A security guard gestures outside the USA consulate in Hong Kong on 27 October.

Former Studentlocalism leader Tony Chung wears glasses and looks at the camera as coloured lights shine in the background
Tony Chung was previously arrested in July under the national security law

The US consulate has not responded to enquires from several news agencies.

No contact details for that unit - which is based out of a recently requisitioned hotel - have been made available to the media.

The law, which was imposed on Hong Kong by the central Chinese government and took effect on June 30, is widely seen as a means to curb dissent after anti-government protests rocked the city for months past year.

The legislation outlaws secessionist, subversive and terrorist acts, as well as collusion with foreign forces in the city's internal affairs.

He was accused of being involved in an organisation that vowed to fight for an independent Hong Kong and later released on bail.

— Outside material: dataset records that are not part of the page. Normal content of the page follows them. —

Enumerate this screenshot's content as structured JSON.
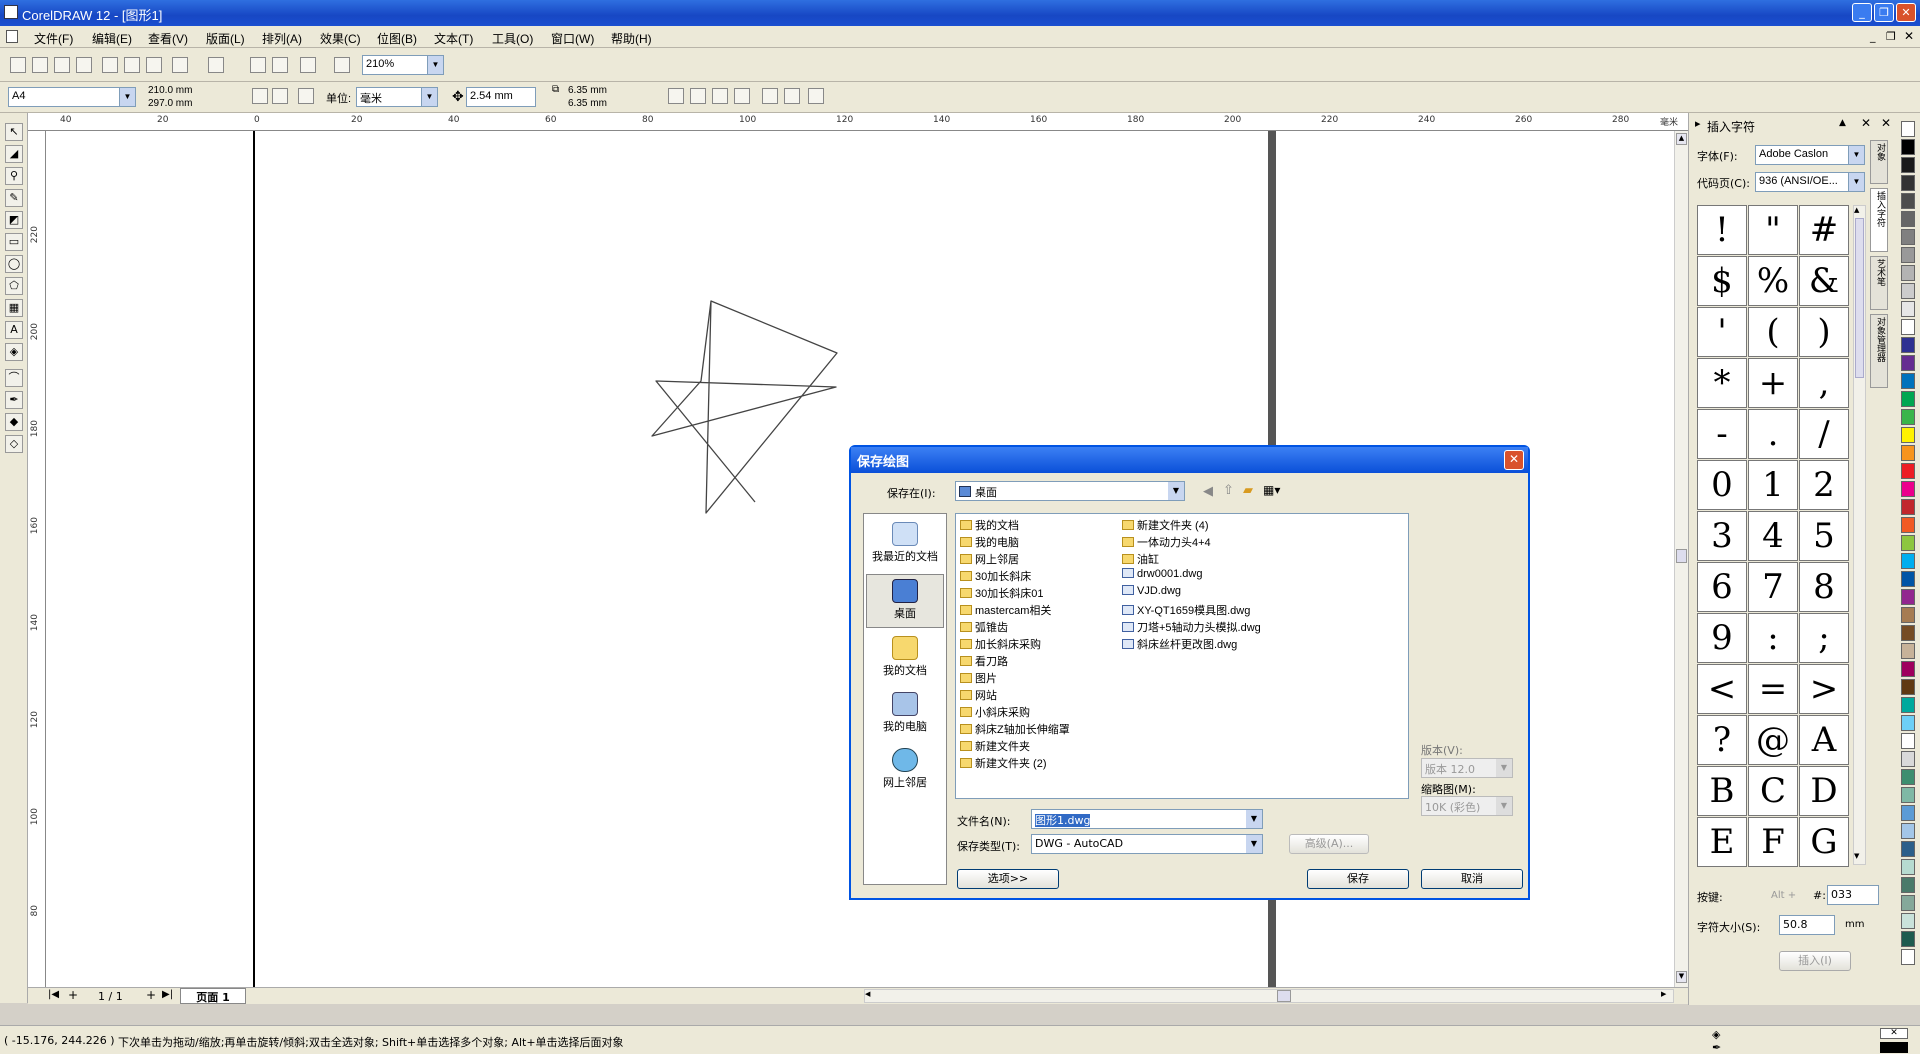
{
  "window": {
    "title": "CorelDRAW 12 - [图形1]"
  },
  "menu": [
    "文件(F)",
    "编辑(E)",
    "查看(V)",
    "版面(L)",
    "排列(A)",
    "效果(C)",
    "位图(B)",
    "文本(T)",
    "工具(O)",
    "窗口(W)",
    "帮助(H)"
  ],
  "toolbar": {
    "zoom": "210%"
  },
  "propertybar": {
    "paper_size": "A4",
    "width": "210.0 mm",
    "height": "297.0 mm",
    "unit_label": "单位:",
    "unit": "毫米",
    "nudge": "2.54 mm",
    "dup_x": "6.35 mm",
    "dup_y": "6.35 mm"
  },
  "ruler_h": [
    "40",
    "20",
    "0",
    "20",
    "40",
    "60",
    "80",
    "100",
    "120",
    "140",
    "160",
    "180",
    "200",
    "220",
    "240",
    "260",
    "280"
  ],
  "ruler_h_unit": "毫米",
  "ruler_v": [
    "220",
    "200",
    "180",
    "160",
    "140",
    "120",
    "100",
    "80"
  ],
  "pages": {
    "counter": "1 / 1",
    "tab": "页面 1"
  },
  "status": {
    "coords": "( -15.176, 244.226 )",
    "hint": "下次单击为拖动/缩放;再单击旋转/倾斜;双击全选对象; Shift+单击选择多个对象; Alt+单击选择后面对象"
  },
  "docker": {
    "title": "插入字符",
    "font_label": "字体(F):",
    "font": "Adobe Caslon",
    "codepage_label": "代码页(C):",
    "codepage": "936  (ANSI/OE...",
    "glyphs": [
      "!",
      "\"",
      "#",
      "$",
      "%",
      "&",
      "'",
      "(",
      ")",
      "*",
      "+",
      ",",
      "-",
      ".",
      "/",
      "0",
      "1",
      "2",
      "3",
      "4",
      "5",
      "6",
      "7",
      "8",
      "9",
      ":",
      ";",
      "<",
      "=",
      ">",
      "?",
      "@",
      "A",
      "B",
      "C",
      "D",
      "E",
      "F",
      "G"
    ],
    "keystroke_label": "按键:",
    "keystroke_prefix": "Alt +",
    "hash": "#:",
    "keystroke_value": "033",
    "size_label": "字符大小(S):",
    "size_value": "50.8",
    "size_unit": "mm",
    "insert": "插入(I)",
    "tabs": [
      "对象",
      "插入字符",
      "艺术笔",
      "对象管理器"
    ]
  },
  "palette": [
    "#ffffff",
    "#000000",
    "#1a1a1a",
    "#333333",
    "#4d4d4d",
    "#666666",
    "#808080",
    "#999999",
    "#b3b3b3",
    "#cccccc",
    "#e6e6e6",
    "#ffffff",
    "#2e3192",
    "#662d91",
    "#0072bc",
    "#00a651",
    "#39b54a",
    "#fff200",
    "#f7941d",
    "#ed1c24",
    "#ec008c",
    "#c1272d",
    "#f15a24",
    "#8dc63f",
    "#00aeef",
    "#0054a6",
    "#92278f",
    "#a67c52",
    "#754c24",
    "#c7b299",
    "#9e005d",
    "#603913",
    "#00a99d",
    "#6dcff6",
    "#ffffff",
    "#d9d9d9",
    "#3d8e6f",
    "#7fb8a5",
    "#5b9bd5",
    "#a3c6e8",
    "#2c5f8a",
    "#b6dbd0",
    "#4a7a6a",
    "#85a89a",
    "#c9e2da",
    "#1e5b4f",
    "#ffffff"
  ],
  "dialog": {
    "title": "保存绘图",
    "save_in_label": "保存在(I):",
    "save_in": "桌面",
    "places": [
      "我最近的文档",
      "桌面",
      "我的文档",
      "我的电脑",
      "网上邻居"
    ],
    "files_col1": [
      "我的文档",
      "我的电脑",
      "网上邻居",
      "30加长斜床",
      "30加长斜床01",
      "mastercam相关",
      "弧锥齿",
      "加长斜床采购",
      "看刀路",
      "图片",
      "网站",
      "小斜床采购",
      "斜床Z轴加长伸缩罩",
      "新建文件夹",
      "新建文件夹 (2)"
    ],
    "files_col2": [
      "新建文件夹 (4)",
      "一体动力头4+4",
      "油缸",
      "drw0001.dwg",
      "VJD.dwg",
      "XY-QT1659模具图.dwg",
      "刀塔+5轴动力头模拟.dwg",
      "斜床丝杆更改图.dwg"
    ],
    "version_label": "版本(V):",
    "version": "版本 12.0",
    "thumb_label": "缩略图(M):",
    "thumb": "10K (彩色)",
    "filename_label": "文件名(N):",
    "filename": "图形1.dwg",
    "filetype_label": "保存类型(T):",
    "filetype": "DWG - AutoCAD",
    "advanced": "高级(A)...",
    "options": "选项>>",
    "save": "保存",
    "cancel": "取消"
  }
}
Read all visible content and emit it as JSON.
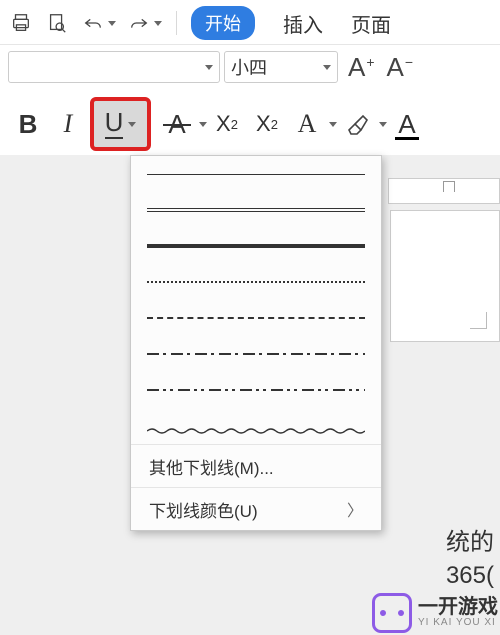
{
  "tabs": {
    "start": "开始",
    "insert": "插入",
    "page": "页面"
  },
  "font": {
    "size": "小四"
  },
  "sizebtn": {
    "inc": "+",
    "dec": "−"
  },
  "style": {
    "bold": "B",
    "italic": "I",
    "underline": "U",
    "strike": "A",
    "sup": "X",
    "sub": "X",
    "stylesA": "A",
    "colorA": "A"
  },
  "dropdown": {
    "more": "其他下划线(M)...",
    "color": "下划线颜色(U)"
  },
  "docfrag": {
    "line1": "统的",
    "line2": "365("
  },
  "watermark": {
    "title": "一开游戏",
    "sub": "YI KAI YOU XI"
  }
}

Mr Chung, 19, was the first public figure arrested under a controversial new national security law in July. He and three others, including a 16-year-old, were arrested for allegedly "inciting secession" via social media posts.

In late June, Studentlocalism halted operations in Hong Kong with plans to move overseas before the national security law came into effect.

Activists say Canada and Germany have become the first to grant sanctuary to successful applicants.